Hahaha, bravo! Bravo! A splendid mixture of military strategy and political subterfuge. I love it! If only there were more options!
Also, I gave up on Hardcore mode of the Galactic Conquest simply because it's too difficult having to keep a suicidal faction alive. It's impossible to protect, say, lions, when they continue attacking you and draining your resources while they themselves are being attacked on all corners and refuse assistance, and you cannot lose planets fast enough to be liked by them. It is impossible to protect deer when you have to many an enemy of everyone else early on so as not to piss them off and have them fight against you later.
There are a lot of 'feedback loop' type alliances in the game, wherein one side will always be friendly with another, such as pigs and vultures for obvious reasons, and when it gets lower and lower and you have foes attacking you from multiple ends, it is impossible to win as you have to waste turns trying to appeal to people and set up alliances without being able to build up your ships and, yet again, having those alliances be broken because the alliance feedback causes them to betray you every time. Even the damn deer don't seem to have an issue with it.
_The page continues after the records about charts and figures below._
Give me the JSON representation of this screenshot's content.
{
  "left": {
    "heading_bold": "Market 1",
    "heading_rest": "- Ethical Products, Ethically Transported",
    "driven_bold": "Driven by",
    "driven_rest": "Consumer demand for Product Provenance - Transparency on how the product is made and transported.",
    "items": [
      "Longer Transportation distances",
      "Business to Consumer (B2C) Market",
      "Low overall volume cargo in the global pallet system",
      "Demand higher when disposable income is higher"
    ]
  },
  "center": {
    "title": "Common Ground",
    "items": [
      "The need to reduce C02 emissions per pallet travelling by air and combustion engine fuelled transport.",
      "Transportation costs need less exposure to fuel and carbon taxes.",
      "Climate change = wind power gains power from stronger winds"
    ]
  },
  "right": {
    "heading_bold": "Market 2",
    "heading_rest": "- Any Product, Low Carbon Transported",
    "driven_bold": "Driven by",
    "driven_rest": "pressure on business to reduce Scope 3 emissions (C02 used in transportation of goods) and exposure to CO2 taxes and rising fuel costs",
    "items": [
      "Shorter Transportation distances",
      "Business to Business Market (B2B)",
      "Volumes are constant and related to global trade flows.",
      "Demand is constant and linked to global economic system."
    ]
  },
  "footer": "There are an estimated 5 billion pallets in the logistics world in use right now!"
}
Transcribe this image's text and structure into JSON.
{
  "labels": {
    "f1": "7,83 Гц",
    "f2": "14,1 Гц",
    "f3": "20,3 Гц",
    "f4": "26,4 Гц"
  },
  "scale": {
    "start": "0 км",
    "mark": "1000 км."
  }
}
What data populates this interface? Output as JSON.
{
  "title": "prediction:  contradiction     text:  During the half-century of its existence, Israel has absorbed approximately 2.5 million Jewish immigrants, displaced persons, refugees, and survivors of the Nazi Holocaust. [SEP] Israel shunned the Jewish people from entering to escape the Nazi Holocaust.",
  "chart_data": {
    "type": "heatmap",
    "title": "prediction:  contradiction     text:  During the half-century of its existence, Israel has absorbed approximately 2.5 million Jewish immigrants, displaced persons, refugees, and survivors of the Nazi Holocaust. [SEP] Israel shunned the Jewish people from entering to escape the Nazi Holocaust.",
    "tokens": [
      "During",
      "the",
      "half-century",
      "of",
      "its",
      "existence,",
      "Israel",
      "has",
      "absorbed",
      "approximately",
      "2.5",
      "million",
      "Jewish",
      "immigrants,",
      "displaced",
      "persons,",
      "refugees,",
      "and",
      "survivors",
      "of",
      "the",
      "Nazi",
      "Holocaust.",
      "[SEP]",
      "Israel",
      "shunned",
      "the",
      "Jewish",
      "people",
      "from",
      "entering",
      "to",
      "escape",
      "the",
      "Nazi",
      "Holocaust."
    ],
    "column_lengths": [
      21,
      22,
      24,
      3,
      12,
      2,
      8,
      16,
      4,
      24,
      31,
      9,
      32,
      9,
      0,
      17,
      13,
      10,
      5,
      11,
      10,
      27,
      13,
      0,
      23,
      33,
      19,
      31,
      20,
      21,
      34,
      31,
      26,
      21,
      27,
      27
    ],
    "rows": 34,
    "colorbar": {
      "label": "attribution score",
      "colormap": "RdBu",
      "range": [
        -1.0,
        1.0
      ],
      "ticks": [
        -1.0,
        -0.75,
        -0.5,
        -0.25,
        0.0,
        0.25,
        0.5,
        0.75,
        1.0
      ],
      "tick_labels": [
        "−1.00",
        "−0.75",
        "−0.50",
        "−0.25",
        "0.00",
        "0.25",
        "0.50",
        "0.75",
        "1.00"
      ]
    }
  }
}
This would be solved by implementing a better system of alliance relations. I.E; if someone is equally liked as another, it shouldn't just be the first guy who attacks that the allied forces supports. If two forces are at war, and are equally liked by a third faction, it would make more sense for the force to assist both sides in the defense of their respective planets and neither in the attack. Likewise, it shouldn't end an alliance when you do not assist in an attack, just when you do not assist in their defense. Finally, trade should not be broken by any condition an alliance is (even the A.I seems to agree, as it is always eager to set up trade a stark few turns after breaking it) other than attacking a planet outright. It would also be neat if there was a type of point scale for loyalty. It doesn't make sense that a planet WOULDN'T like you less if you attacked them head on, but of course all their value systems still remain. Since there is already a scale of how much they like or dislike someone, having more things effect it should be no problem, such as: Attacking Wolves while Deer dislikes them would make Deer like you slightly more, 1+ point, regardless of everything else. Attacking someone Deer likes would make them dislike you, -1 point, regardless of anything else. Being friendly and assisting them with attacks/defense could be +2 points each, while not assisting them could be -1, and appealing to their 'likes', such as Vultures enjoying military strength or Pig's planet ownership would give them a +3, while not appealing to it would give them a -3. Hell, you could even have the score system set up so that liked planets get alliances/trade, neutral planets get trade, and disliked planets get neither; this would greatly add to the political nuance, especially if you wanted to add more subtle/subterfuge-esque actions to defeat someone rather than raw military might.
While this is awfully annoying, it's still such a good game that I'm willing to overlook it.